Penyajian pesan dilakukan secara proporsional, tanpa mendominasi atau mengesampingkan satu sudut pandang tertentu, dengan benang merah tentang cinta kasih, semangat toleransi, dan komitmen menjaga persatuan sebagai sesama warga kota.

Memperkuat Modal Sosial untuk Stabilitas Kota yang Inklusif

Kehadiran Walikota Surabaya dalam acara doa bersama di Surabaya tersebut memberikan konteks politik dan administratif yang penting. Dalam sambutannya, Walikota menyampaikan apresiasi dan menegaskan bahwa kegiatan semacam ini adalah wujud nyata dari modal sosial yang kuat. Modal sosial ini dipandang sebagai elemen krusial untuk membangun kota yang aman, nyaman, dan dapat dihuni oleh semua lapisan masyarakat tanpa terkecuali.

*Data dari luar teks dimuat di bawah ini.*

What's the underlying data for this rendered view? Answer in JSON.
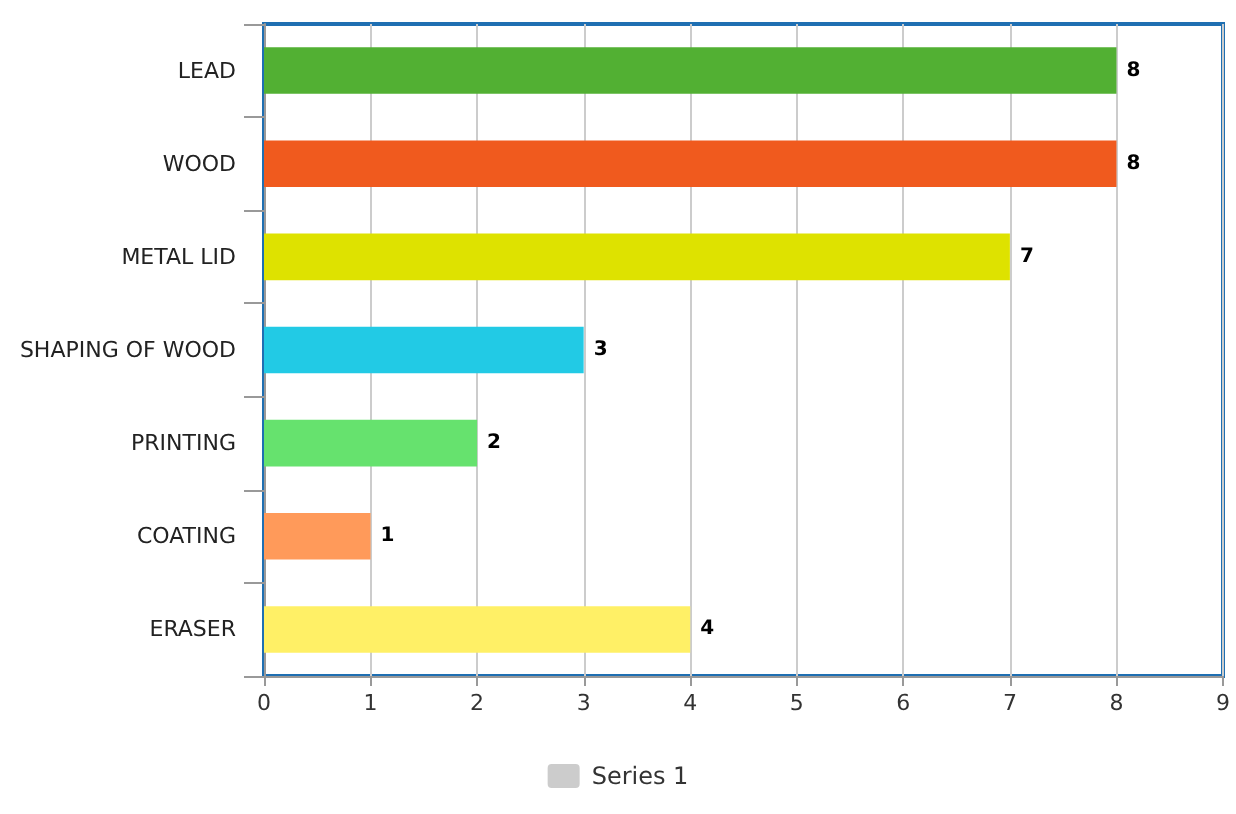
{
  "chart_data": {
    "type": "bar",
    "orientation": "horizontal",
    "categories": [
      "LEAD",
      "WOOD",
      "METAL LID",
      "SHAPING OF WOOD",
      "PRINTING",
      "COATING",
      "ERASER"
    ],
    "series": [
      {
        "name": "Series 1",
        "color": "#cccccc",
        "values": [
          8,
          8,
          7,
          3,
          2,
          1,
          4
        ],
        "colors": [
          "#52b033",
          "#f05a1e",
          "#dee200",
          "#22cae5",
          "#66e26e",
          "#ff9a5a",
          "#fff066"
        ]
      }
    ],
    "xlim": [
      0,
      9
    ],
    "xticks": [
      0,
      1,
      2,
      3,
      4,
      5,
      6,
      7,
      8,
      9
    ],
    "grid": "x",
    "data_labels": true,
    "legend": "bottom"
  }
}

Pernyataan ini mengafirmasi pentingnya peran negara dalam memfasilitasi dan melindungi ruang-ruang dialog antarumat beragama, sekaligus menempatkan stabilitas sosial sebagai tujuan bersama yang melampaui sekat-sekat identitas. Inisiatif doa bersama lintas agama ini dirancang untuk memiliki dampak yang lebih luas, diharapkan dapat menjadi teladan bagi daerah lain, dengan pesan bahwa perbedaan keyakinan seharusnya tidak menjadi penghalang bagi masyarakat untuk bersatu dalam merawat ketenteraman dan stabilitas kehidupan bermasyarakat.

FKUB, sebagai penyelenggara, menyatakan komitmennya untuk terus mengadakan dialog rutin antarumat beragama, yang mengindikasikan bahwa upaya ini bukan sekadar acara seremonial, melainkan bagian dari proses berkelanjutan untuk membangun saling pengertian. Komitmen ini menunjukkan keseriusan dalam mengelola keberagaman sebagai kekuatan, bukan sebagai sumber perpecahan, dengan pendekatan yang mediatif dan konstruktif.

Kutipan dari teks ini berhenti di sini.